10. The control system of claim 9, wherein the watchdog IC transitions the DC-DC voltage converter to the safe operational mode by generating a first control signal to transition the first and second plurality of FET switches to the open operational state, a second control signal to transition a high voltage switch in the DC-DC voltage converter to the open operational state, a third control signal to transition a low voltage switch in the DC-DC voltage converter to the open operational state, and a fourth control signal to transition a contactor to the open operational state.

11. The control system of claim 9, wherein:

the microcontroller further includes third and fourth applications, the third application receiving a first confirmation value from the hardware abstraction layer indicating that at least one of the first plurality of FET switches and the second plurality of FET switches are transitioned to the open operational state; the third application determining a fourth sequence value based on the second sequence value, and sending the fourth sequence value to the fourth application.

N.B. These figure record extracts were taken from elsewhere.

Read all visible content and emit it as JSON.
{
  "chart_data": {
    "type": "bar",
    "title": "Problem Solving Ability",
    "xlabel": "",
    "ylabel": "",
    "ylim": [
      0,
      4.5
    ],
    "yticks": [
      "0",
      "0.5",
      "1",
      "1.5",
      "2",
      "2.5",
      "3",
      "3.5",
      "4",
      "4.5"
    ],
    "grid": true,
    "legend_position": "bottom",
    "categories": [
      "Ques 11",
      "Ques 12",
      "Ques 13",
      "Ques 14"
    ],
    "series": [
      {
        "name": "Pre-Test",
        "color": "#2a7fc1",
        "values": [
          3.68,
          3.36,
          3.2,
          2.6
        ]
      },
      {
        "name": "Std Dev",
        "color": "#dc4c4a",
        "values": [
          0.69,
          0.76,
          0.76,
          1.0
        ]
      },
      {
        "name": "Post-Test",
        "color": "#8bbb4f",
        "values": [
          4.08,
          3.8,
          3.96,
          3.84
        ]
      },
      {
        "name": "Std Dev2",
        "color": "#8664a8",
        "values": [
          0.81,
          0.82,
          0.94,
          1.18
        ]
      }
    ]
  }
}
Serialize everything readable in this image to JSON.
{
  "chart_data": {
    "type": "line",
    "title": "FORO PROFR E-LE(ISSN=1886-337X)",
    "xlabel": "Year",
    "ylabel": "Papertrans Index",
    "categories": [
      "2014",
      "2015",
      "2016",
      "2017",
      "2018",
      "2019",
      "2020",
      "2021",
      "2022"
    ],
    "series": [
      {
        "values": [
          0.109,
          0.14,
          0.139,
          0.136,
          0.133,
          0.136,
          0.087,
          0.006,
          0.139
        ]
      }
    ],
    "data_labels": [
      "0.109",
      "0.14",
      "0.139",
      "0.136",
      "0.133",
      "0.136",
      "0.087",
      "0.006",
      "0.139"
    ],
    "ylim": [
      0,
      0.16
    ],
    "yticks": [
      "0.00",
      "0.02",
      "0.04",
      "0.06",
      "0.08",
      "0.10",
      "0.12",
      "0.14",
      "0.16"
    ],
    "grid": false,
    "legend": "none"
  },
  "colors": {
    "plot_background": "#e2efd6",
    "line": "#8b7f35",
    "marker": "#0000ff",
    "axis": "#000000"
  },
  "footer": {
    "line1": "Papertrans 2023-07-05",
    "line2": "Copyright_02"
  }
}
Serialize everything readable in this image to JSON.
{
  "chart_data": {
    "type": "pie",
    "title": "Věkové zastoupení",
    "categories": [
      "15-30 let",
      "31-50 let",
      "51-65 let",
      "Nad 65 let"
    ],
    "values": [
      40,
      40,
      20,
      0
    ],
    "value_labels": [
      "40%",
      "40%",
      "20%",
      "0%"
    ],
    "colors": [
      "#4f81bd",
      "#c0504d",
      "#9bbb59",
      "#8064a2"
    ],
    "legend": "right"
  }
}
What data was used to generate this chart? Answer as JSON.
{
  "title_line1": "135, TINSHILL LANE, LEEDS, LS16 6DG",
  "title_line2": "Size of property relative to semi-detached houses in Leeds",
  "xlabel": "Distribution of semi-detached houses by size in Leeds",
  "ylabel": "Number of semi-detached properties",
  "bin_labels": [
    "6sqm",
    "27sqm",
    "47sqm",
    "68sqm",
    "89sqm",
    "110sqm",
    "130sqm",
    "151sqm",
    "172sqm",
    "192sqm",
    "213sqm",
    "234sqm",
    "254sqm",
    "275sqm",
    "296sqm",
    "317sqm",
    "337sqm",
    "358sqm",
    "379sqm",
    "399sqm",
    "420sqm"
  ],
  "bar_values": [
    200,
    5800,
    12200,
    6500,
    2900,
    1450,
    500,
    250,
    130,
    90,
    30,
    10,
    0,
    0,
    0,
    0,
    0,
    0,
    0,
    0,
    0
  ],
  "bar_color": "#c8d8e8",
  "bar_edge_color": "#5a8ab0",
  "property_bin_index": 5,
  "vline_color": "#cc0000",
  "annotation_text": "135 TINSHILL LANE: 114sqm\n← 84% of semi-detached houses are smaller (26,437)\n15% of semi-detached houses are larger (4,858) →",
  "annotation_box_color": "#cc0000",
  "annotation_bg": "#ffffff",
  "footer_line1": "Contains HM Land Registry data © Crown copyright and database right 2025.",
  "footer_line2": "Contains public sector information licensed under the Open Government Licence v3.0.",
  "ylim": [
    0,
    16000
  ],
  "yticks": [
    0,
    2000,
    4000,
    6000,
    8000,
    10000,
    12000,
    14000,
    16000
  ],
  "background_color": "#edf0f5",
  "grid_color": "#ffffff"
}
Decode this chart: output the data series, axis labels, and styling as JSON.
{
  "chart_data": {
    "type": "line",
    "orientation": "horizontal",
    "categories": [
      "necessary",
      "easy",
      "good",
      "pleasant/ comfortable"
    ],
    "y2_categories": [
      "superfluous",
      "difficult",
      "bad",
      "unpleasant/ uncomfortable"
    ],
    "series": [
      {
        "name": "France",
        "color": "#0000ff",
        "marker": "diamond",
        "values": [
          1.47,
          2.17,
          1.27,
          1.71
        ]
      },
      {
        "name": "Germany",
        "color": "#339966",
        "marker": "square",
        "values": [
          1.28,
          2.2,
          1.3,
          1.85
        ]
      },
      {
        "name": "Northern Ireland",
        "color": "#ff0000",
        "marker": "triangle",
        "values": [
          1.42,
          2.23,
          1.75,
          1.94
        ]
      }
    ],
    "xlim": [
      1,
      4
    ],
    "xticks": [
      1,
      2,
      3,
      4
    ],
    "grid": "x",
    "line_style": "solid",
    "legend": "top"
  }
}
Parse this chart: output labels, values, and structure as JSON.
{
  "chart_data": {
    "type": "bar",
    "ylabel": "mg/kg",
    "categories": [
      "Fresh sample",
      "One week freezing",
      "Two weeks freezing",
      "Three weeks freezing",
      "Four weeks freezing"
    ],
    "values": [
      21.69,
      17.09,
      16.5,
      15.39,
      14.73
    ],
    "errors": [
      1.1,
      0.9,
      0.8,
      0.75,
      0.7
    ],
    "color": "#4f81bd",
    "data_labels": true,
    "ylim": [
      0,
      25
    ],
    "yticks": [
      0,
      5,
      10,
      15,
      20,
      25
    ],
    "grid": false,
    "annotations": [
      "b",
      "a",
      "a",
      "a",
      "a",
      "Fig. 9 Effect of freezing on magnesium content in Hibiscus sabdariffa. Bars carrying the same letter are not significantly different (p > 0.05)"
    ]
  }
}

12. The control system of claim 11, wherein:

the fourth application receiving a second confirmation value from the hardware abstraction layer indicating that at least one of the first plurality of FET switches and the second plurality of FET switches are transitioned to the open operational state; the fourth application determining the third sequence value based on the fourth sequence value.

13. The control system of claim 9, wherein:

the first application sending a first command value to the hardware abstraction layer to transition the first and second plurality of FET switches to an open operational state; and

the second application sending a second command value to the hardware abstraction layer to transition the first and second plurality of FET switches to the open operational state.

14. The control system of claim 13, wherein:

the hardware abstraction layer commanding the digital input-output device to generate a first control signal that is received at a first input pin of the high side integrated circuit and a first input pin of the low side integrated circuit to transition the first and second plurality of FET switches to the open operational state, when the first command value is equal to a third command value.

15. The control system of claim 14, wherein:

the hardware abstraction layer commanding the digital input-output device to generate a second control signal that is received at a second input pin of the high side integrated circuit and a second input pin of the low side integrated circuit to transition the first and second plurality of FET switches to the open operational state, when the second command value is equal to a fourth command value.